Air pressure, also called atmospheric pressure or barometric pressure, is the amount of weight or force that the atmosphere exerts at any given time on a defined part of the Earth. The primary means of air pressure measurement is using an instrument called a barometer, which is the origin of the term barometric pressure. Mercury or water barometers consist of a hollow tube attached at one end to a container of mercury or water. Air pressure forces the material up into the tube, yielding an air pressure measurement. Meteorologists often use an aneroid barometer, which uses the contraction and expansion of a metal cell to measure atmospheric pressure.
As the amount of air in the Earth’s atmosphere decreases at increasing elevation, an air pressure measurement at sea level will be higher than one taken at a greater height and lower than one from a lesser height. At sea level, which is an elevation of zero, the amount of air pressure is enough to raise the level of mercury in a barometer approximately 30 inches (76.2 cm). Increasing pressure on the mercury will cause it to rise approximately 1 inch (2.54 cm) for every additional 1,000 foot (304.8 m) increase in elevation. An area of high pressure is defined as an air pressure measurement above that at sea level, while low air pressure is a measurement below that at sea level.
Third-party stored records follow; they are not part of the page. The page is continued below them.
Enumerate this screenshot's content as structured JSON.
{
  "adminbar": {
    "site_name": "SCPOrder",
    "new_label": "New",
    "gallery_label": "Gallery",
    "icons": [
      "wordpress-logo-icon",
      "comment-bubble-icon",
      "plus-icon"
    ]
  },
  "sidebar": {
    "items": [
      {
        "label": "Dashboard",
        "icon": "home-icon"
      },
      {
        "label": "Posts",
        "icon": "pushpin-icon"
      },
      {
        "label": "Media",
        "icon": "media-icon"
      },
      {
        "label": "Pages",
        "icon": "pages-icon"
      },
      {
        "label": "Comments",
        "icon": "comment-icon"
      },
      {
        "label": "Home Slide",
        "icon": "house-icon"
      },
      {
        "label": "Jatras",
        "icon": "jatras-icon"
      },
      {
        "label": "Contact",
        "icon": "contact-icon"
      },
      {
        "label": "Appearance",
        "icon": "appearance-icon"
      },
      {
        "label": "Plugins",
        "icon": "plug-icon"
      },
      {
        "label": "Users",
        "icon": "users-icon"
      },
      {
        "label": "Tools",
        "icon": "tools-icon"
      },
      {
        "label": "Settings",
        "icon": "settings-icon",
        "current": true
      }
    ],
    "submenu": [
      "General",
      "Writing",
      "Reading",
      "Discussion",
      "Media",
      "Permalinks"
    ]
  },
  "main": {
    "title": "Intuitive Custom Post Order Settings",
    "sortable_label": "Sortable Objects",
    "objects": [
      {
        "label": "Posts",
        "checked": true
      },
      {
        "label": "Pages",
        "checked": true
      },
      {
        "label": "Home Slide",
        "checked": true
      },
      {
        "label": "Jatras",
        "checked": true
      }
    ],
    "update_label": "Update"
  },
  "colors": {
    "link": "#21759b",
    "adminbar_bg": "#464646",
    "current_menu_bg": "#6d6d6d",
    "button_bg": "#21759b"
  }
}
An aneroid barometer is an electronic device that also can be used for air pressure measurement. Unlike the mercury barometer, aneroid barometers contain an airless metal chamber that expands or contracts when the air pressure changes. These pulses in the metal are converted to digital signals that provide an output reading of air pressure. Aneroid barometers are often used in home weather prediction devices, which use air pressure changes combined with other atmospheric information.
Meteorologists use barometers to predict changes in the Earth’s atmospheric pressure. This information can be used to create maps of a given country or region that show areas of high and low pressure, as well as areas where air flow is causing atmospheric changes. This data, combined with other information such as air temperature, wind speed, and humidity, is the primary means of predicting thunderstorms, tornadoes, and other severe weather patterns. A rapidly decreasing air pressure measurement can be a predictor of strong winds, because wind is created by air molecules that continually move from areas of high to low pressure in attempt to equalize.